Background
Growing evidence demonstrates that diabetic kidney disease (DKD) begins as early as adolescence, with the highest tertile of urinary albumin-to-creatinine ratio (uACR) being identified as those individuals at elevated risk. The best-pactise regimens used to combat DKD in adults have proven ineffective in Phase III clinical trials, indicating that in early T1D other factors may confer the risk of DKD.
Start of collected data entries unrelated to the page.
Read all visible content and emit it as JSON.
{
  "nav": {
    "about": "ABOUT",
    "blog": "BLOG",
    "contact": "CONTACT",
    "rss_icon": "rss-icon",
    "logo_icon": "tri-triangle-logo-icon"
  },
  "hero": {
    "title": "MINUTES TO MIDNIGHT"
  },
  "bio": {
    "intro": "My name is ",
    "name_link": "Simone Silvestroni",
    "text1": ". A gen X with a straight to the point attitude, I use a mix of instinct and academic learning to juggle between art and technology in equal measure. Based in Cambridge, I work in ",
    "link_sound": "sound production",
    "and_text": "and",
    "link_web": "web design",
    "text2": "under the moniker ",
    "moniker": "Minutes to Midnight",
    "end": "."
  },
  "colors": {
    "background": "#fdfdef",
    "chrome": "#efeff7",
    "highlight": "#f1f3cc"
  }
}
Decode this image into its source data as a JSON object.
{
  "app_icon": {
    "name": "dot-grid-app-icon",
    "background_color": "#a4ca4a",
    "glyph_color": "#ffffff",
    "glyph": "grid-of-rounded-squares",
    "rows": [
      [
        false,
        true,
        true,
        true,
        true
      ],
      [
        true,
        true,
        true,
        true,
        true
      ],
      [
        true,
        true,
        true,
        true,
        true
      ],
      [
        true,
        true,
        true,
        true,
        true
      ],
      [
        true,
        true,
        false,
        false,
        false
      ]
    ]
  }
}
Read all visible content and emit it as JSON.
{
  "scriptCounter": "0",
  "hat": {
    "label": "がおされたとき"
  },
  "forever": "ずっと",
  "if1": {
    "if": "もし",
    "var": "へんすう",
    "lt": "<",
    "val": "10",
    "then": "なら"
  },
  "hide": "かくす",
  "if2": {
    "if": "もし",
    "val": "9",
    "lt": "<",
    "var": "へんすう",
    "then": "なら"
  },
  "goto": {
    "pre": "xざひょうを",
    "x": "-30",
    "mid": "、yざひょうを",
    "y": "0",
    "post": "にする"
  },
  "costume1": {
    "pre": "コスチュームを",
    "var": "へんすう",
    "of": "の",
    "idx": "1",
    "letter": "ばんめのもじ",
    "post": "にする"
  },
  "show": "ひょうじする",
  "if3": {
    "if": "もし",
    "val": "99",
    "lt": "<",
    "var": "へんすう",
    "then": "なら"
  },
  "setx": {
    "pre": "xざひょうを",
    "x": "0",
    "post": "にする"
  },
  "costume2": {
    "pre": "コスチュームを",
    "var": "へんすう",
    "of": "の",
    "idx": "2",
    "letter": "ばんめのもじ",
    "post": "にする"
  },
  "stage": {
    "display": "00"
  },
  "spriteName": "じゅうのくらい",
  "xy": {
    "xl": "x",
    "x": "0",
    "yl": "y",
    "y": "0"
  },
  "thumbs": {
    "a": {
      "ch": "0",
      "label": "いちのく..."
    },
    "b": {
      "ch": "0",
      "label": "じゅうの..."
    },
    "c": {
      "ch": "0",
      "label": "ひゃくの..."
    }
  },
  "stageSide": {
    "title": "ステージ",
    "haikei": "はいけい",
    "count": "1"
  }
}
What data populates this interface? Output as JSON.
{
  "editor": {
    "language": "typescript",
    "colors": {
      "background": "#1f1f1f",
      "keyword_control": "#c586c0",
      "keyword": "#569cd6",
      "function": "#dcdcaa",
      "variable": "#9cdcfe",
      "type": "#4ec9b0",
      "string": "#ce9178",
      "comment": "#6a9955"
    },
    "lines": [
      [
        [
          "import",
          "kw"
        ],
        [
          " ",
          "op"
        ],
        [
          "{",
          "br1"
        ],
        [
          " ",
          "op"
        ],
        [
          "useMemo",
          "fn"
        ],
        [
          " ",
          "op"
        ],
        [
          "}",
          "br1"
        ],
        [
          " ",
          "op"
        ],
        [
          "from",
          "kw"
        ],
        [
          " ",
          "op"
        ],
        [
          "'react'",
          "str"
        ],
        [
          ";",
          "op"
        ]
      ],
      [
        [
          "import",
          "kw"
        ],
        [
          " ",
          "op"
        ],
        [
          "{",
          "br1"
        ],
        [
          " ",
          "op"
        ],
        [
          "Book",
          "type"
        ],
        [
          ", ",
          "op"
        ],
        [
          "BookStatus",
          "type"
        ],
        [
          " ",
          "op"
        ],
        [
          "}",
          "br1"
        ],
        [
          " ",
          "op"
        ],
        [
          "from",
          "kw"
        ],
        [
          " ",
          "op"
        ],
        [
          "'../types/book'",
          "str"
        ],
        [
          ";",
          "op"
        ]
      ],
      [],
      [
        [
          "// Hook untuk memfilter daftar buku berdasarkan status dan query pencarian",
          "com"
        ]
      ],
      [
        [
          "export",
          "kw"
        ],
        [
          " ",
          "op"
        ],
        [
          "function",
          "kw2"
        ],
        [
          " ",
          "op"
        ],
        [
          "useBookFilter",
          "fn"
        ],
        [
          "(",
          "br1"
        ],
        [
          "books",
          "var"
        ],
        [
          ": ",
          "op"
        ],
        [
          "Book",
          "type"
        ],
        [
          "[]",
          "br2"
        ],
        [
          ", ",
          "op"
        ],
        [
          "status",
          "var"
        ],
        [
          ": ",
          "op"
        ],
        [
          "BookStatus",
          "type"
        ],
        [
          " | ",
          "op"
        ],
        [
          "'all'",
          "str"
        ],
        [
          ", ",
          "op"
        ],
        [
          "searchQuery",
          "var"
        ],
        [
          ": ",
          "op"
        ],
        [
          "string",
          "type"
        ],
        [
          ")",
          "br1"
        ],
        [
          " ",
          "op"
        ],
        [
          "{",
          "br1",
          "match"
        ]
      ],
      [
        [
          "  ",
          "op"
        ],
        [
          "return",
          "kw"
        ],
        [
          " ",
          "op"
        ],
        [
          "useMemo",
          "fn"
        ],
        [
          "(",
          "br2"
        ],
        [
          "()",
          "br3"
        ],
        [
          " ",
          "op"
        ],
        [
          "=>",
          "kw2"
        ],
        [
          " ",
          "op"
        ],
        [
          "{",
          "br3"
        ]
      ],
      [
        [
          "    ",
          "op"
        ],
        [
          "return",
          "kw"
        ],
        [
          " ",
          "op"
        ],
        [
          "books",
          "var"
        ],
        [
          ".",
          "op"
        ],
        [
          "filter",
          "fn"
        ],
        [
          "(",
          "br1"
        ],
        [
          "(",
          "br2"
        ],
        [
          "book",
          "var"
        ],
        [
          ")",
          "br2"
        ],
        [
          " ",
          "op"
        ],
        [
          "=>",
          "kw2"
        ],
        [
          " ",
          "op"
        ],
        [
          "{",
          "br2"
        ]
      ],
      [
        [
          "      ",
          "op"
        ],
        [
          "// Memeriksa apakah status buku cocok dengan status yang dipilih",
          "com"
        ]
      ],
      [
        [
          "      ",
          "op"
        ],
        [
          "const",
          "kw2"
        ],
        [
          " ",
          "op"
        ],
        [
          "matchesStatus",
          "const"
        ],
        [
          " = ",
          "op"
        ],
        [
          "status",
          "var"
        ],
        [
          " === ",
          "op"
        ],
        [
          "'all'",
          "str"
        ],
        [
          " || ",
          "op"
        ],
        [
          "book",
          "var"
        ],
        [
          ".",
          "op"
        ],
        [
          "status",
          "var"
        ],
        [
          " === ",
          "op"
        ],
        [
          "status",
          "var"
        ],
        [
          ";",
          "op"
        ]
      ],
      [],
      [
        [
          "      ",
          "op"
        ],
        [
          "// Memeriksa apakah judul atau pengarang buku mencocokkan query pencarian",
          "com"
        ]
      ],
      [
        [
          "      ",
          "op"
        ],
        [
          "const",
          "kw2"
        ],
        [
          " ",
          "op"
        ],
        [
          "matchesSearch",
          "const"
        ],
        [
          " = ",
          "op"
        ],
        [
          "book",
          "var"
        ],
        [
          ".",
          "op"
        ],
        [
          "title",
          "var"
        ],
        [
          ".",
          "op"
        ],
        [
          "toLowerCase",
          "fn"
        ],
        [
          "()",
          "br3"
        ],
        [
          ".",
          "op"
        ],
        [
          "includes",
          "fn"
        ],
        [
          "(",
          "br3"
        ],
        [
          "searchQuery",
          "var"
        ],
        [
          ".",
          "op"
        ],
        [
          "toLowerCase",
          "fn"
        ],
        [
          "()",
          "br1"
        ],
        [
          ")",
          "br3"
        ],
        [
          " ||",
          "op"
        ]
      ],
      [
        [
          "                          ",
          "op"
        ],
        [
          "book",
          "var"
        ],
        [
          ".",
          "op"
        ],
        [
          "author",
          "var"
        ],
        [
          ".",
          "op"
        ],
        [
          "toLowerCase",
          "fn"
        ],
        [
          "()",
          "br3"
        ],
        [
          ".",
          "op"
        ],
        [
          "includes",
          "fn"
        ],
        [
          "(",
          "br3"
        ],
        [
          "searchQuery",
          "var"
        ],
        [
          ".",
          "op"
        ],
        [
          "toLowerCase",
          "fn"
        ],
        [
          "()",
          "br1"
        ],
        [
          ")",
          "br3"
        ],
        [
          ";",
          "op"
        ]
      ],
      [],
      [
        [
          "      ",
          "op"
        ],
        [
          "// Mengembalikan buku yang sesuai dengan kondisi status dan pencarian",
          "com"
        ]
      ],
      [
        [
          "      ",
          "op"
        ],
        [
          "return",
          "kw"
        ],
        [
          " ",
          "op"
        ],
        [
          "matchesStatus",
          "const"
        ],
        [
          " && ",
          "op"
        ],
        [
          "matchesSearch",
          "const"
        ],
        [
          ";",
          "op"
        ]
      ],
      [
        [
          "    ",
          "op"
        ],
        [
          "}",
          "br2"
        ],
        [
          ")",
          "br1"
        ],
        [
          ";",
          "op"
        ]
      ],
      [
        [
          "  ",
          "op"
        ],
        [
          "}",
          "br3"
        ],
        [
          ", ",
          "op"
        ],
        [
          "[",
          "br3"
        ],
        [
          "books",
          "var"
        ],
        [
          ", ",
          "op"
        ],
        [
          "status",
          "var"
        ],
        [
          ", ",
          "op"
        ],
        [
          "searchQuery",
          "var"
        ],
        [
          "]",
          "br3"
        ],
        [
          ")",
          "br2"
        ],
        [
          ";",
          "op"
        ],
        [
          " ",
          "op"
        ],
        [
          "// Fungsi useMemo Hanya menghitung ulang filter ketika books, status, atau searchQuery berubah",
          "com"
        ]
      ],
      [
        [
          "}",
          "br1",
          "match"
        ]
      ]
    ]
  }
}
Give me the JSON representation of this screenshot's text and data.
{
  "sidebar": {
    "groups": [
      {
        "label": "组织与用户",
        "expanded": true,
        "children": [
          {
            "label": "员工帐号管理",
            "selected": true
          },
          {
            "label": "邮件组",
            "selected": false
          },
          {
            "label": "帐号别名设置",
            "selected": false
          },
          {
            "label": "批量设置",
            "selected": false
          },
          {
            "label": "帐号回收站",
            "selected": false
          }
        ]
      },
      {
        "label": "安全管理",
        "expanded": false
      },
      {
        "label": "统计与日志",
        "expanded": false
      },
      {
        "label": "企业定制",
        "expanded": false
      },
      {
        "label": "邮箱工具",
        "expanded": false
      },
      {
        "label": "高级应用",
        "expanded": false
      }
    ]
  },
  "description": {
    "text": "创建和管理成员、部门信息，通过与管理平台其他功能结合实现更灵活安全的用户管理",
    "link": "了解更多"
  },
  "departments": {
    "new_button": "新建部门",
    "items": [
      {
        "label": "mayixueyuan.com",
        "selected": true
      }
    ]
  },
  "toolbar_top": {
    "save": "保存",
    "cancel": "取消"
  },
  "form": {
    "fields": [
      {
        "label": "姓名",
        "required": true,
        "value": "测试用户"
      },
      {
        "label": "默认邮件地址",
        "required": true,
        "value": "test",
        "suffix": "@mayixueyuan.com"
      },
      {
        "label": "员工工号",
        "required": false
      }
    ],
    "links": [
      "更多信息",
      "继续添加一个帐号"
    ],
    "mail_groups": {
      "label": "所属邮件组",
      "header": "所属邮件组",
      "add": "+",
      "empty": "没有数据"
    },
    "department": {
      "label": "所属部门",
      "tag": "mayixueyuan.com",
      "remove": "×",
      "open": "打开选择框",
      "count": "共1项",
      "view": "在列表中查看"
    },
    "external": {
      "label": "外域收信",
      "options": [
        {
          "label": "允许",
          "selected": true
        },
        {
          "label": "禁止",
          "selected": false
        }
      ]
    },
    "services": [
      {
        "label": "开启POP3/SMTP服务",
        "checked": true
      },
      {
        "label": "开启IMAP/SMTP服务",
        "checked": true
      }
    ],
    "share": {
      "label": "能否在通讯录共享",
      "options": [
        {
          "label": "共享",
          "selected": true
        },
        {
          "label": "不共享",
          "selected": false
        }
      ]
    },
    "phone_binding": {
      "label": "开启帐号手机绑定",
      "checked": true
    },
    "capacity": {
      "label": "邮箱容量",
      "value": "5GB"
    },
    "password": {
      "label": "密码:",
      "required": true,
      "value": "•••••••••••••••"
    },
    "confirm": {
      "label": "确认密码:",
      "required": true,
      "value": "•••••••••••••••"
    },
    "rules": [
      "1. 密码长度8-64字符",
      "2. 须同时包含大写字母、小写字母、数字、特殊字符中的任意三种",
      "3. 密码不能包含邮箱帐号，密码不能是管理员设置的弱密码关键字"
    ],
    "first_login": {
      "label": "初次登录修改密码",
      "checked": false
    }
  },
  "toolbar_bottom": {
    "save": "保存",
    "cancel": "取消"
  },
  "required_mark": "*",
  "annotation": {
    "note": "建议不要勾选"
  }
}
This study tested the hypothesis that mitochondrial dysfunction in adolescents with T1D may contribute to an increased risk in developing DKD.
Methods
This cross-sectional cohort study recruited 100 young adults with T1D. Mean uACR was determined and the cohort was then divided into the low-risk group (uACR <1.16 mg/mmol; n=66) and the high-risk group for DKD and CVD (uACR ≥1.17; n=34).
Peripheral blood mononuclear cells (PBMCs) from all participants were isolated and their mitochondrial to nuclear DNA ratios were determined. A Seahorse mitochondrial stress test was also performed. Flow cytometry was used to quantify circulating T cells.
Primary proximal tubule epithelial cells (PTECs) were treated with the serum of the participants and the mitochondrial density and levels of SGLT2 and Collagen IV were measured using flow cytometry.
Results
PBMCs from the high-risk group had a higher oxygen consumption rate but lower basal respiration (P=0.01) and ATP-linked respiration (P=0.03). There was a negative correlation between the number of CD3+ T cells and the PBMC mitochondrial to nuclear DNA ratio in both the low-risk group (slope = -3.5; P=0.045) and the high-risk group (slope = -5.2; P=0.0022). PTECS exposed to the plasma of high-risk patients had a trend towards increased mitochondria (P=0.08) and had statistically significant increases in Collogen IV (P=0.049) and SGLT2 levels (P=0.01).
Conclusion
Young adults with T1D at high risk for DKD and CVD have signs of changed mitochondrial function and possess altered proportions of circulating T cells.